We’ve discussed all sorts of things over the past year and a half but language comes up often. He speaks Tigrigna, Amharic, Arabic, and English so I taught him a new word: Polyglot – one who speaks many languages. His attempt at the pronunciation is hilarious for an already strange word. To pass the time Mustafa tries to engage in English conversations with everyone including his old Muslim friends who don’t speak any English; it’s a one-way conversation for sure. I got him an Oxford Dictionary and in turn he gives me Tigrigna words to fill up my own little black notebook that he titled Forrest’s Oxford.
In the shop Mustafa’s main tool is an archaic Mercedes sewing machine that has survived the ultimate test of time. He has hooked up an electric motor to make life easier, but often relies on the foot rocker for manual power when the fickle electricity cuts out. Every Friday night, Mustafa oils his trusty machine in anticipation of the Saturday market. He says, “now I must feed my machine for tomorrow is my Mom’s day,” which means that Saturday is his busiest day and provides a mother lode of work for him; at least I think that’s what he means. His other primary tool is a huge pair of steel scissors. The fingers on his right hand are heavily calloused from the weight of the metal after years of use. Their designated spot on his table has been worn down into a bowl from the contact of the scissor’s pivot screw over and over again.

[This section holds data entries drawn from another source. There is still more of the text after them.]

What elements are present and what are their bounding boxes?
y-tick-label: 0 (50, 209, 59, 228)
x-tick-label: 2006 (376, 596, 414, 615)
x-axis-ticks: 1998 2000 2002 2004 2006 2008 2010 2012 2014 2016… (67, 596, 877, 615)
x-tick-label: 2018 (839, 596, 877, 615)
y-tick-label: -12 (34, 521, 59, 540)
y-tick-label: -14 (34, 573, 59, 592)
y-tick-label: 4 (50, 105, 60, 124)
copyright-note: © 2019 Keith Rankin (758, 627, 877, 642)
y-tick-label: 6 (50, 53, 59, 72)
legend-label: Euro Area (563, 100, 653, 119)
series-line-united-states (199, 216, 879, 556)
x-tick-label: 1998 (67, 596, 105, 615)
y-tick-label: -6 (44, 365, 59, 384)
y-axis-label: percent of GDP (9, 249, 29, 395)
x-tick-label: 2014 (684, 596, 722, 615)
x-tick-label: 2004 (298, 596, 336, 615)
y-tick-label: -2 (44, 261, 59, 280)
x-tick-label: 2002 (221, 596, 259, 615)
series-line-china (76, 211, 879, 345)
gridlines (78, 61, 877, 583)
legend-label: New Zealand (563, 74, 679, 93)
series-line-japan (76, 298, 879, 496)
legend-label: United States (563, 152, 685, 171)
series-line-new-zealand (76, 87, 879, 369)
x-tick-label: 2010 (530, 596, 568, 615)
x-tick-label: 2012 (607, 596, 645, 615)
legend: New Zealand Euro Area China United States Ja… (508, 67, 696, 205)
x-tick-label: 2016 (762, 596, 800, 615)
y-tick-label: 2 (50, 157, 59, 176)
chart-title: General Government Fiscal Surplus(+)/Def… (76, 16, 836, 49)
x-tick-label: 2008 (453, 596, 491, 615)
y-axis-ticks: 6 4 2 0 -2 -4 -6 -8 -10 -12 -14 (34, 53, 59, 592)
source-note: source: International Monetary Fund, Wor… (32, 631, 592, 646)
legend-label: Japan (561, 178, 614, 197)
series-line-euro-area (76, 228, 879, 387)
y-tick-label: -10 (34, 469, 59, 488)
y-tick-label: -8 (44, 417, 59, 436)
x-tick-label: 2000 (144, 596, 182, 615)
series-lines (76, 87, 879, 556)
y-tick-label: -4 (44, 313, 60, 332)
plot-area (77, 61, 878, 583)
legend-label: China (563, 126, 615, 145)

Mustafa is a devote Muslim who never misses a call to prayer. If you pass by his shop during one of the designated prayer times you’ll find it locked up as he is across the street praying. He has a mighty callous on his forehead from bowing in prayer 5 times a day every day. About 30% of Abi Adi’s people are Muslim, while the remaining 70% are Ethiopian Orthodox Christian. This ratio is pretty common in Ethiopia and Mustafa and I have discussed religious diversity in Ethiopia. One of the things I admire most about Mustafa is his devotion to his religion and his simultaneous tolerance and friendship towards other people, even me, a godless heathen secular humanist.
Most Ethiopians take pride in the peaceful friendship that exists between the various religions in the country. Both Christianity and Islam have been here for a really really long time, 5th and 7th centuries respectively. They have found balance and mutual respect and have co-habited this country peacefully for generations. There are some exceptions, notably a 16th century attack on Christianity in Tigray, and some modern tensions from radical Islam outside of Ethiopia, but overall things are peaceful. Mustafa and I have discussed how the rest of the world could learn a valuable lesson from Ethiopia’s attitude of live and let live with respect to religion.

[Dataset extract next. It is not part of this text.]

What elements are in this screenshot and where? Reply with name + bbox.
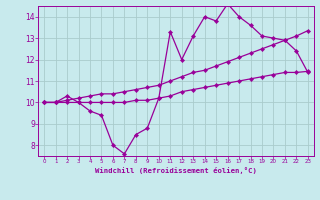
X-axis label: Windchill (Refroidissement éolien,°C): Windchill (Refroidissement éolien,°C) <box>95 167 257 174</box>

Another key advantage of having a tailor friend is that he can help you find good clothing. Recently Mustafa helped me order a custom made suit by the best (purportedly) suit tailor in Abi Adi, Wudi Haji. I wanted to get a custom Ethiopian suit for my sister’s wedding in September. We made a few trips into Wudi Haji’s shop so he could take measurements for the perfect fit. I got the final suit a few weeks ago and it looks…good. I’m not going to post pictures yet because I want it to be a surprise at my sister’s wedding in America. Suffice it to say that it is dark blue and shiny. It will get your attention. Mustafa says that we should have a “suit program” where I invite some friends out to drink sodas and tea, while wearing my new suit of course.
Mustafa calls me a famous man because I am recognizable (especially if I wear my new suit) and some people know me. Most people at least know who I am. However, I return the adjective and apply it to him because, as I tell him, he has so many friends here in Abi Adi. I’m glad to be one of them.